HTML to dictionary

Tue Feb 27 06:28:18 EST 2007

On 27 Feb, 11:08, Tina I <tina... at bestemselv.com> wrote:
>
> I have a small, probably trivial even, problem. I have the following HTML:
>> <b>
>>  METAR:
>> </b>
>> ENBR 270920Z 00000KT 9999 FEW018 02/M01 Q1004 NOSIG
>> <br />
>> <b>
>>  short-TAF:
>> </b>
>> ENBR 270800Z 270918 VRB05KT 9999 FEW020 SCT040
>> <br />
>> <b>
>>  long-TAF:
>> </b>
>> ENBR 271212 VRB05KT 9999 FEW020 BKN030 TEMPO 2012 2000 SNRA VV010
>> BECMG 2124 15012KT
>> <br />

This looks almost like XHTML which means that you might be able to use
a normal XML parser.

> I need to make this into a dictionary like this:
>
> dictionary = {"METAR:" : "ENBR 270920Z 00000KT 9999 FEW018 02/M01 Q1004
> NOSIG" , "short-TAF:" : "ENBR 270800Z 270918 VRB05KT 9999 FEW020 SCT040"
> , "long-Taf:" : "ENBR 271212 VRB05KT 9999 FEW020 BKN030 TEMPO 2012 2000
> SNRA VV010 BECMG 2124 15012KT"}

So what you want to do is to find each "b" element, extract the
contents to produce a dictionary key, and then find all following text
nodes up to the "br" element, extracting the contents of those nodes
to produce the corresponding dictionary value.

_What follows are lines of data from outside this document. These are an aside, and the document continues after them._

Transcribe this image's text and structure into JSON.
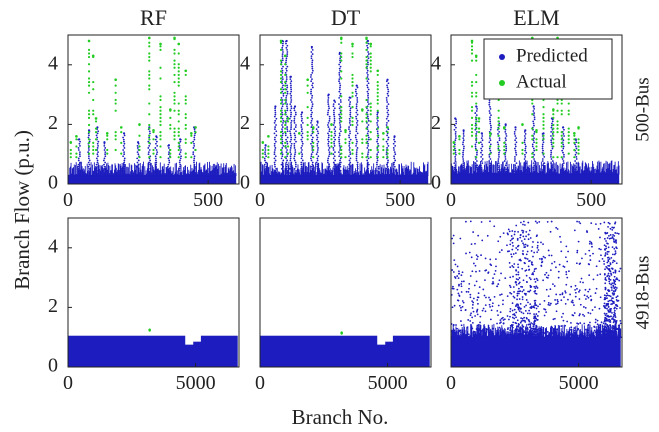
{
  "figure": {
    "xlabel": "Branch No.",
    "ylabel": "Branch Flow (p.u.)",
    "column_titles": [
      "RF",
      "DT",
      "ELM"
    ],
    "row_labels": [
      "500-Bus",
      "4918-Bus"
    ],
    "legend": {
      "placement": "top-right of ELM 500-Bus panel",
      "entries": [
        {
          "label": "Predicted",
          "color": "#1c1cbf"
        },
        {
          "label": "Actual",
          "color": "#22cc22"
        }
      ]
    }
  },
  "chart_data": [
    {
      "type": "scatter",
      "row": "500-Bus",
      "column": "RF",
      "xlim": [
        0,
        610
      ],
      "ylim": [
        0,
        5
      ],
      "xticks": [
        "0",
        "500"
      ],
      "yticks": [
        "0",
        "2",
        "4"
      ],
      "series": [
        {
          "name": "Predicted",
          "baseline_level": 0.3,
          "x_extent": [
            0,
            600
          ],
          "spikes": [
            [
              40,
              1.5
            ],
            [
              75,
              1.8
            ],
            [
              105,
              1.9
            ],
            [
              130,
              1.4
            ],
            [
              200,
              1.7
            ],
            [
              250,
              1.4
            ],
            [
              290,
              1.9
            ],
            [
              315,
              1.6
            ],
            [
              360,
              1.3
            ],
            [
              400,
              1.5
            ],
            [
              450,
              1.9
            ]
          ]
        },
        {
          "name": "Actual",
          "spikes": [
            [
              10,
              1.4
            ],
            [
              30,
              1.6
            ],
            [
              75,
              4.8
            ],
            [
              90,
              4.3
            ],
            [
              100,
              2.2
            ],
            [
              140,
              1.7
            ],
            [
              170,
              3.5
            ],
            [
              190,
              1.9
            ],
            [
              255,
              2.0
            ],
            [
              290,
              4.9
            ],
            [
              305,
              1.8
            ],
            [
              330,
              4.7
            ],
            [
              365,
              2.5
            ],
            [
              380,
              4.9
            ],
            [
              395,
              4.7
            ],
            [
              420,
              3.8
            ],
            [
              440,
              1.7
            ],
            [
              455,
              1.9
            ]
          ]
        }
      ]
    },
    {
      "type": "scatter",
      "row": "500-Bus",
      "column": "DT",
      "xlim": [
        0,
        610
      ],
      "ylim": [
        0,
        5
      ],
      "xticks": [
        "0",
        "500"
      ],
      "yticks": [
        "0",
        "2",
        "4"
      ],
      "series": [
        {
          "name": "Predicted",
          "baseline_level": 0.3,
          "x_extent": [
            0,
            600
          ],
          "spikes": [
            [
              20,
              1.3
            ],
            [
              55,
              2.6
            ],
            [
              80,
              4.8
            ],
            [
              95,
              4.8
            ],
            [
              110,
              3.6
            ],
            [
              125,
              2.6
            ],
            [
              150,
              2.4
            ],
            [
              185,
              4.6
            ],
            [
              205,
              2.1
            ],
            [
              245,
              3.0
            ],
            [
              265,
              2.8
            ],
            [
              285,
              4.4
            ],
            [
              320,
              2.9
            ],
            [
              345,
              3.3
            ],
            [
              385,
              4.8
            ],
            [
              420,
              2.4
            ],
            [
              455,
              3.5
            ],
            [
              480,
              1.6
            ]
          ]
        },
        {
          "name": "Actual",
          "spikes": [
            [
              10,
              1.4
            ],
            [
              30,
              1.6
            ],
            [
              75,
              4.8
            ],
            [
              90,
              4.3
            ],
            [
              100,
              2.2
            ],
            [
              140,
              1.7
            ],
            [
              170,
              3.5
            ],
            [
              190,
              1.9
            ],
            [
              255,
              2.0
            ],
            [
              290,
              4.9
            ],
            [
              305,
              1.8
            ],
            [
              330,
              4.7
            ],
            [
              365,
              2.5
            ],
            [
              380,
              4.9
            ],
            [
              395,
              4.7
            ],
            [
              420,
              3.8
            ],
            [
              440,
              1.7
            ],
            [
              455,
              1.9
            ]
          ]
        }
      ]
    },
    {
      "type": "scatter",
      "row": "500-Bus",
      "column": "ELM",
      "xlim": [
        0,
        610
      ],
      "ylim": [
        0,
        5
      ],
      "xticks": [
        "0",
        "500"
      ],
      "yticks": [
        "0",
        "2",
        "4"
      ],
      "series": [
        {
          "name": "Predicted",
          "baseline_level": 0.35,
          "x_extent": [
            0,
            600
          ],
          "spikes": [
            [
              15,
              2.2
            ],
            [
              45,
              1.8
            ],
            [
              90,
              2.6
            ],
            [
              110,
              1.7
            ],
            [
              140,
              3.2
            ],
            [
              170,
              2.1
            ],
            [
              195,
              2.0
            ],
            [
              230,
              1.9
            ],
            [
              265,
              1.8
            ],
            [
              295,
              2.6
            ],
            [
              330,
              1.7
            ],
            [
              360,
              2.2
            ],
            [
              400,
              1.9
            ],
            [
              445,
              1.5
            ]
          ]
        },
        {
          "name": "Actual",
          "spikes": [
            [
              10,
              1.4
            ],
            [
              30,
              1.6
            ],
            [
              75,
              4.8
            ],
            [
              90,
              4.3
            ],
            [
              100,
              2.2
            ],
            [
              140,
              1.7
            ],
            [
              170,
              3.5
            ],
            [
              190,
              1.9
            ],
            [
              255,
              2.0
            ],
            [
              290,
              4.9
            ],
            [
              305,
              1.8
            ],
            [
              330,
              4.7
            ],
            [
              365,
              2.5
            ],
            [
              380,
              4.9
            ],
            [
              395,
              4.7
            ],
            [
              420,
              3.8
            ],
            [
              440,
              1.7
            ],
            [
              455,
              1.9
            ]
          ]
        }
      ]
    },
    {
      "type": "scatter",
      "row": "4918-Bus",
      "column": "RF",
      "xlim": [
        0,
        6700
      ],
      "ylim": [
        0,
        5
      ],
      "xticks": [
        "0",
        "5000"
      ],
      "yticks": [
        "0",
        "2",
        "4"
      ],
      "series": [
        {
          "name": "Predicted",
          "baseline_level": 1.05,
          "x_extent": [
            0,
            6650
          ],
          "gaps": [
            [
              4750,
              0.75
            ],
            [
              5050,
              0.85
            ]
          ]
        },
        {
          "name": "Actual",
          "spikes": [
            [
              3200,
              1.25
            ]
          ]
        }
      ]
    },
    {
      "type": "scatter",
      "row": "4918-Bus",
      "column": "DT",
      "xlim": [
        0,
        6700
      ],
      "ylim": [
        0,
        5
      ],
      "xticks": [
        "0",
        "5000"
      ],
      "yticks": [],
      "series": [
        {
          "name": "Predicted",
          "baseline_level": 1.05,
          "x_extent": [
            0,
            6650
          ],
          "gaps": [
            [
              4750,
              0.75
            ],
            [
              5050,
              0.85
            ]
          ]
        },
        {
          "name": "Actual",
          "spikes": [
            [
              3200,
              1.15
            ]
          ]
        }
      ]
    },
    {
      "type": "scatter",
      "row": "4918-Bus",
      "column": "ELM",
      "xlim": [
        0,
        6700
      ],
      "ylim": [
        0,
        5
      ],
      "xticks": [
        "0",
        "5000"
      ],
      "yticks": [],
      "series": [
        {
          "name": "Predicted",
          "baseline_level": 1.0,
          "x_extent": [
            0,
            6650
          ],
          "scatter_cloud_upper": 4.9,
          "dense_regions": [
            [
              2300,
              3400
            ],
            [
              6000,
              6500
            ]
          ]
        }
      ]
    }
  ]
}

Now, with a DOM/XPath library, the first part is quite
straightforward. Let's first parse the document, though:

import libxml2dom              # my favourite ;-)
d = libxml2dom.parse(the_file) # add html=1 if it's HTML

Now, let's get the "b" elements providing the keys:

key_elements = d.xpath("//b")

The above will find all "b" elements throughout the document. If
that's too broad a search, you can specify something more narrow. For
example:

key_elements = d.xpath("/html/body/b")

At this point, key_elements should contain a list of nodes, each
corresponding to a "b" element, and you can get the contents of each
element by asking for all the text nodes inside it and joining them
together, stripping the whitespace off each end to make the dictionary
key itself:

def get_key(key_element):
    texts = []
    # Get all text child nodes, collecting the contents.
    for n in key_element.xpath("text()"):
        texts.append(n.nodeValue)
    # Join them together, removing leading/trailing space.
    return "".join(texts).strip()

(Currently, libxml2dom lets you ask an element for its nodeValue,
erroneously returning text inside that element, but I don't want to
promote this as a solution since I may change it at some point.)

The process of getting the dictionary values is a bit more difficult.
What we need to do is to ask for the following siblings of the "b"
element, then to loop over them until we find a "br" element. The
dictionary value is then obtained from the discovered text fragments
by joining them together and stripping whitespace from the ends:

def get_value(key_element):
    texts = []
    # Loop over nodes following the element...
    for n in key_element.xpath("following-sibling::node()"):
        # Stop looping if we find a "br" element.
        if n.nodeType == n.ELEMENT_NODE and n.localName == "br":
            break
        # Otherwise get the (assumed) text content.
        texts.append(n.nodeValue)
    # Join the texts and remove leading/trailing space.
    return "".join(texts).strip()

So, putting this together, you should get something like this:

dictionary = {}
for key_element in key_elements:
    dictionary[get_key(key_element)] = get_value(key_element)

As always with HTML processing, your mileage may vary with such an
approach, but I hope this is helpful. You should also be able to use
something like 4Suite or PyXML with the above code, albeit possibly
slightly modified.

Paul

P.S. Hopefully, Google Groups won't wrap the code badly. Whatever
happened to the preview option, Google?